27221456 A multicenter report of biologic agents for the treatment of secondary amyloidosis in Turk 2016 Jul In this multicenter, retrospective study, we evaluated the efficacy and safety of biologic therapies, including anti-TNFs, in secondary (AA) amyloidosis patients with ankylosing spondylitis (AS) and rheumatoid arthritis (RA). In addition, the frequency of secondary amyloidosis in RA and AS patients in a single center was estimated. Fifty-one AS (39M, 12F, mean age: 46.7) and 30 RA patients (11M, 19F, mean age: 51.7) with AA amyloidosis from 16 different centers in Turkey were included.
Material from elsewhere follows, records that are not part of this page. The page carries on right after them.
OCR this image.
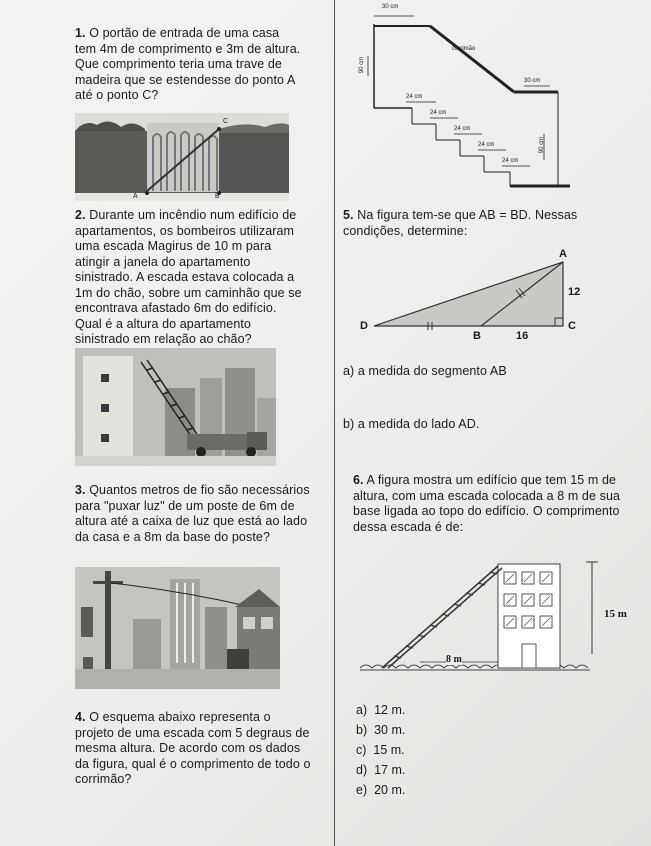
1. O portão de entrada de uma casa tem 4m de comprimento e 3m de altura. Que comprimento teria uma trave de madeira que se estendesse do ponto A até o ponto C?
A	B
C
2. Durante um incêndio num edifício de apartamentos, os bombeiros utilizaram uma escada Magirus de 10 m para atingir a janela do apartamento sinistrado. A escada estava colocada a 1m do chão, sobre um caminhão que se encontrava afastado 6m do edifício. Qual é a altura do apartamento sinistrado em relação ao chão?
3. Quantos metros de fio são necessários para "puxar luz" de um poste de 6m de altura até a caixa de luz que está ao lado da casa e a 8m da base do poste?
4. O esquema abaixo representa o projeto de uma escada com 5 degraus de mesma altura. De acordo com os dados da figura, qual é o comprimento de todo o corrimão?
30 cm
corrimão
90 cm
30 cm
24 cm
24 cm
24 cm
24 cm
24 cm
90 cm
5. Na figura tem-se que AB = BD. Nessas condições, determine:
A
B
C
D
12
16
a) a medida do segmento AB
b) a medida do lado AD.
6. A figura mostra um edifício que tem 15 m de altura, com uma escada colocada a 8 m de sua base ligada ao topo do edifício. O comprimento dessa escada é de:
15 m
8 m
a) 12 m.
b) 30 m.
c) 15 m.
d) 17 m.
e) 20 m.
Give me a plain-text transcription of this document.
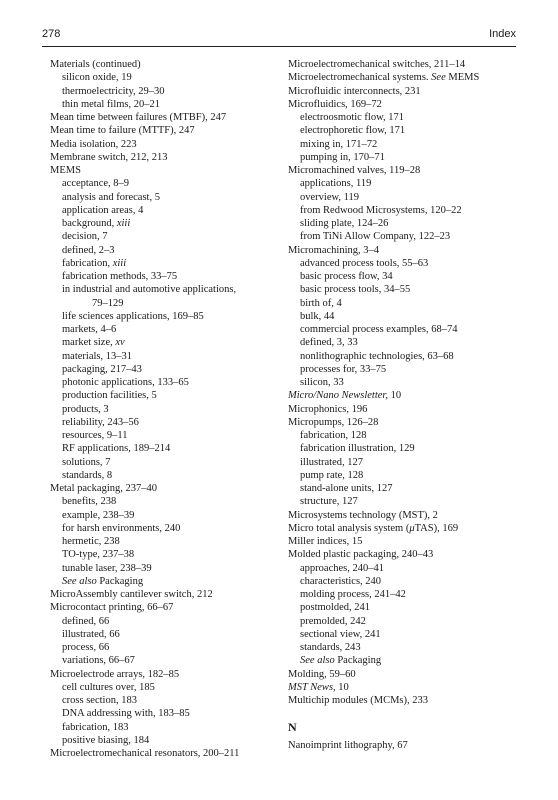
278	Index
Materials (continued)
silicon oxide, 19
thermoelectricity, 29–30
thin metal films, 20–21
Mean time between failures (MTBF), 247
Mean time to failure (MTTF), 247
Media isolation, 223
Membrane switch, 212, 213
MEMS
acceptance, 8–9
analysis and forecast, 5
application areas, 4
background, xiii
decision, 7
defined, 2–3
fabrication, xiii
fabrication methods, 33–75
in industrial and automotive applications,
79–129
life sciences applications, 169–85
markets, 4–6
market size, xv
materials, 13–31
packaging, 217–43
photonic applications, 133–65
production facilities, 5
products, 3
reliability, 243–56
resources, 9–11
RF applications, 189–214
solutions, 7
standards, 8
Metal packaging, 237–40
benefits, 238
example, 238–39
for harsh environments, 240
hermetic, 238
TO-type, 237–38
tunable laser, 238–39
See also Packaging
MicroAssembly cantilever switch, 212
Microcontact printing, 66–67
defined, 66
illustrated, 66
process, 66
variations, 66–67
Microelectrode arrays, 182–85
cell cultures over, 185
cross section, 183
DNA addressing with, 183–85
fabrication, 183
positive biasing, 184
Microelectromechanical resonators, 200–211
Microelectromechanical switches, 211–14
Microelectromechanical systems. See MEMS
Microfluidic interconnects, 231
Microfluidics, 169–72
electroosmotic flow, 171
electrophoretic flow, 171
mixing in, 171–72
pumping in, 170–71
Micromachined valves, 119–28
applications, 119
overview, 119
from Redwood Microsystems, 120–22
sliding plate, 124–26
from TiNi Allow Company, 122–23
Micromachining, 3–4
advanced process tools, 55–63
basic process flow, 34
basic process tools, 34–55
birth of, 4
bulk, 44
commercial process examples, 68–74
defined, 3, 33
nonlithographic technologies, 63–68
processes for, 33–75
silicon, 33
Micro/Nano Newsletter, 10
Microphonics, 196
Micropumps, 126–28
fabrication, 128
fabrication illustration, 129
illustrated, 127
pump rate, 128
stand-alone units, 127
structure, 127
Microsystems technology (MST), 2
Micro total analysis system (μTAS), 169
Miller indices, 15
Molded plastic packaging, 240–43
approaches, 240–41
characteristics, 240
molding process, 241–42
postmolded, 241
premolded, 242
sectional view, 241
standards, 243
See also Packaging
Molding, 59–60
MST News, 10
Multichip modules (MCMs), 233
N
Nanoimprint lithography, 67
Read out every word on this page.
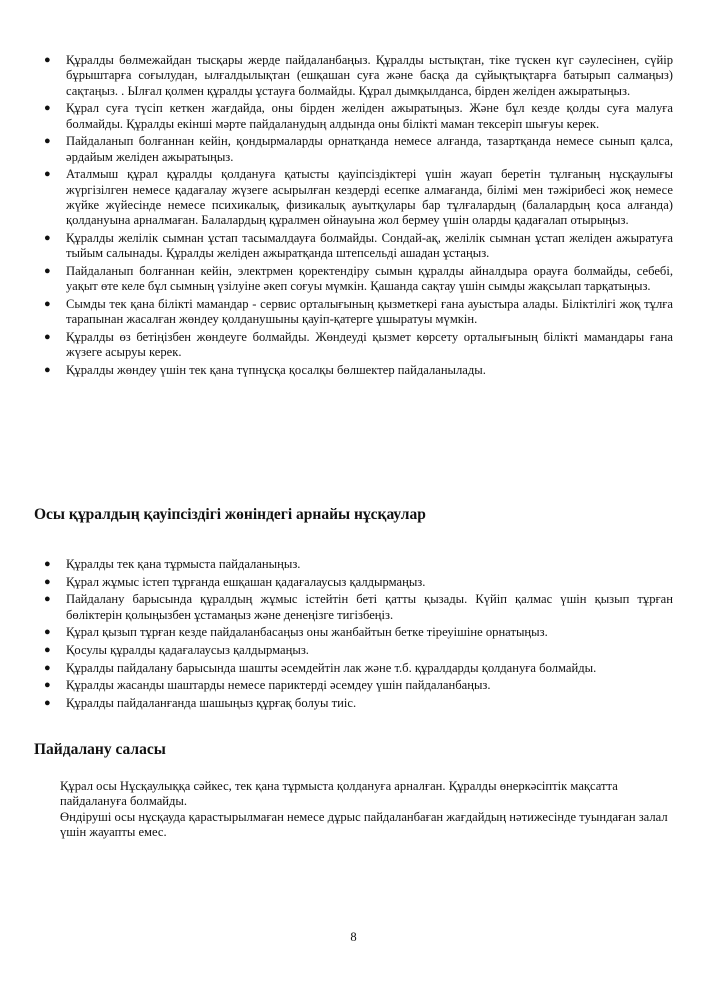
● Құралды бөлмежайдан тысқары жерде пайдаланбаңыз. Құралды ыстықтан, тіке түскен күг сәулесінен, сүйір бұрыштарға соғылудан, ылғалдылықтан (ешқашан суға және басқа да сұйықтықтарға батырып салмаңыз) сақтаңыз. . Ылғал қолмен құралды ұстауға болмайды. Құрал дымқылданса, бірден желіден ажыратыңыз.
● Құрал суға түсіп кеткен жағдайда, оны бірден желіден ажыратыңыз. Және бұл кезде қолды суға малуға болмайды. Құралды екінші мәрте пайдаланудың алдында оны білікті маман тексеріп шығуы керек.
● Пайдаланып болғаннан кейін, қондырмаларды орнатқанда немесе алғанда, тазартқанда немесе сынып қалса, әрдайым желіден ажыратыңыз.
● Аталмыш құрал құралды қолдануға қатысты қауіпсіздіктері үшін жауап беретін тұлғаның нұсқаулығы жүргізілген немесе қадағалау жүзеге асырылған кездерді есепке алмағанда, білімі мен тәжірибесі жоқ немесе жүйке жүйесінде немесе психикалық, физикалық ауытқулары бар тұлғалардың (балалардың қоса алғанда) қолдануына арналмаған. Балалардың құралмен ойнауына жол бермеу үшін оларды қадағалап отырыңыз.
● Құралды желілік сымнан ұстап тасымалдауға болмайды. Сондай-ақ, желілік сымнан ұстап желіден ажыратуға тыйым салынады. Құралды желіден ажыратқанда штепсельді ашадан ұстаңыз.
● Пайдаланып болғаннан кейін, электрмен қоректендіру сымын құралды айналдыра орауға болмайды, себебі, уақыт өте келе бұл сымның үзілуіне әкеп соғуы мүмкін. Қашанда сақтау үшін сымды жақсылап тарқатыңыз.
● Сымды тек қана білікті мамандар - сервис орталығының қызметкері ғана ауыстыра алады. Біліктілігі жоқ тұлға тарапынан жасалған жөндеу қолданушыны қауіп-қатерге ұшыратуы мүмкін.
● Құралды өз бетіңізбен жөндеуге болмайды. Жөндеуді қызмет көрсету орталығының білікті мамандары ғана жүзеге асыруы керек.
● Құралды жөндеу үшін тек қана түпнұсқа қосалқы бөлшектер пайдаланылады.
Осы құралдың қауіпсіздігі жөніндегі арнайы нұсқаулар
● Құралды тек қана тұрмыста пайдаланыңыз.
● Құрал жұмыс істеп тұрғанда ешқашан қадағалаусыз қалдырмаңыз.
● Пайдалану барысында құралдың жұмыс істейтін беті қатты қызады. Күйіп қалмас үшін қызып тұрған бөліктерін қолыңызбен ұстамаңыз және денеңізге тигізбеңіз.
● Құрал қызып тұрған кезде пайдаланбасаңыз оны жанбайтын бетке тіреуішіне орнатыңыз.
● Қосулы құралды қадағалаусыз қалдырмаңыз.
● Құралды пайдалану барысында шашты әсемдейтін лак және т.б. құралдарды қолдануға болмайды.
● Құралды жасанды шаштарды немесе париктерді әсемдеу үшін пайдаланбаңыз.
● Құралды пайдаланғанда шашыңыз құрғақ болуы тиіс.
Пайдалану саласы
Құрал осы Нұсқаулыққа сәйкес, тек қана тұрмыста қолдануға арналған. Құралды өнеркәсіптік мақсатта пайдалануға болмайды.
Өндіруші осы нұсқауда қарастырылмаған немесе дұрыс пайдаланбаған жағдайдың нәтижесінде туындаған залал үшін жауапты емес.
8
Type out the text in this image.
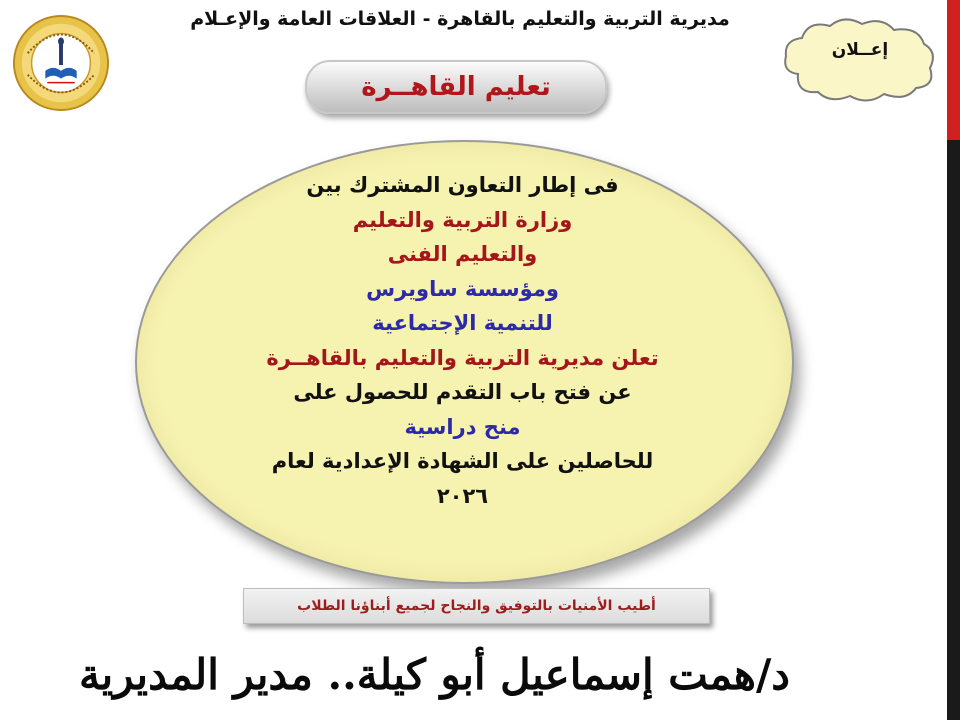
مديرية التربية والتعليم بالقاهرة - العلاقات العامة والإعـلام
إعــلان
تعليم القاهــرة
فى إطار التعاون المشترك بين
وزارة التربية والتعليم
والتعليم الفنى
ومؤسسة ساويرس
للتنمية الإجتماعية
تعلن مديرية التربية والتعليم بالقاهــرة
عن فتح باب التقدم للحصول على
منح دراسية
للحاصلين على الشهادة الإعدادية لعام
٢٠٢٦
أطيب الأمنيات بالتوفيق والنجاح لجميع أبناؤنا الطلاب
د/همت إسماعيل أبو كيلة.. مدير المديرية
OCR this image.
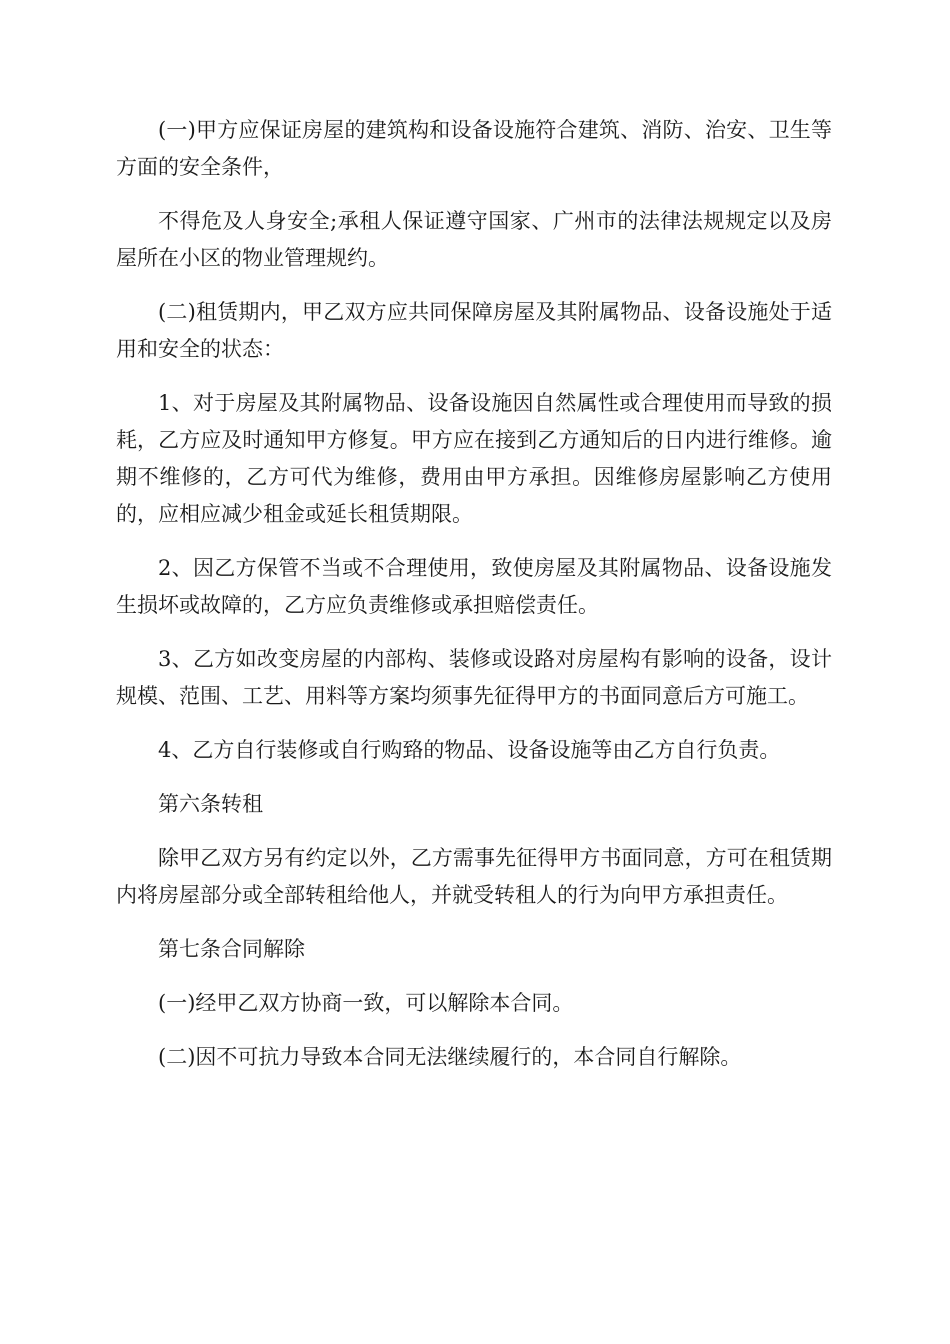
(一)甲方应保证房屋的建筑构和设备设施符合建筑、消防、治安、卫生等方面的安全条件，

不得危及人身安全;承租人保证遵守国家、广州市的法律法规规定以及房屋所在小区的物业管理规约。

(二)租赁期内，甲乙双方应共同保障房屋及其附属物品、设备设施处于适用和安全的状态：

1、对于房屋及其附属物品、设备设施因自然属性或合理使用而导致的损耗，乙方应及时通知甲方修复。甲方应在接到乙方通知后的日内进行维修。逾期不维修的，乙方可代为维修，费用由甲方承担。因维修房屋影响乙方使用的，应相应减少租金或延长租赁期限。

2、因乙方保管不当或不合理使用，致使房屋及其附属物品、设备设施发生损坏或故障的，乙方应负责维修或承担赔偿责任。

3、乙方如改变房屋的内部构、装修或设路对房屋构有影响的设备，设计规模、范围、工艺、用料等方案均须事先征得甲方的书面同意后方可施工。

4、乙方自行装修或自行购臵的物品、设备设施等由乙方自行负责。

第六条转租

除甲乙双方另有约定以外，乙方需事先征得甲方书面同意，方可在租赁期内将房屋部分或全部转租给他人，并就受转租人的行为向甲方承担责任。

第七条合同解除

(一)经甲乙双方协商一致，可以解除本合同。

(二)因不可抗力导致本合同无法继续履行的，本合同自行解除。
Clinical and demographical features of patients were obtained from medical charts. A composite response index (CRI) to biologic therapy-based on creatinine level, proteinuria and disease activity-was used to evaluate the efficacy of treatment. The mean annual incidence of AA amyloidosis in RA and AS patients was 0.23 and 0.42/1000 patients/year, respectively. The point prevalence in RA and AS groups was 4.59 and 7.58/1000, respectively. In RA group with AA amyloidosis, effective response was obtained in 52.2 % of patients according to CRI. RA patients with RF positivity and more initial disease activity tended to have higher response rates to therapy (p values, 0.069 and 0.056). After biologic therapy (median 17 months), two RA patients died and two developed tuberculosis. In AS group, 45.7 % of patients fulfilled the criteria of good response according to CRI. AS patients with higher CRP levels at the time of AA diagnosis and at the beginning of anti-TNF therapy had higher response rates (p values, 0.011 and 0.017). During follow-up after anti-TNF therapy (median 38 months), one patient died and tuberculosis developed in two patients. Biologic therapy seems to be effective in at least half of RA and AS patients with AA amyloidosis. Tuberculosis was the most important safety concern.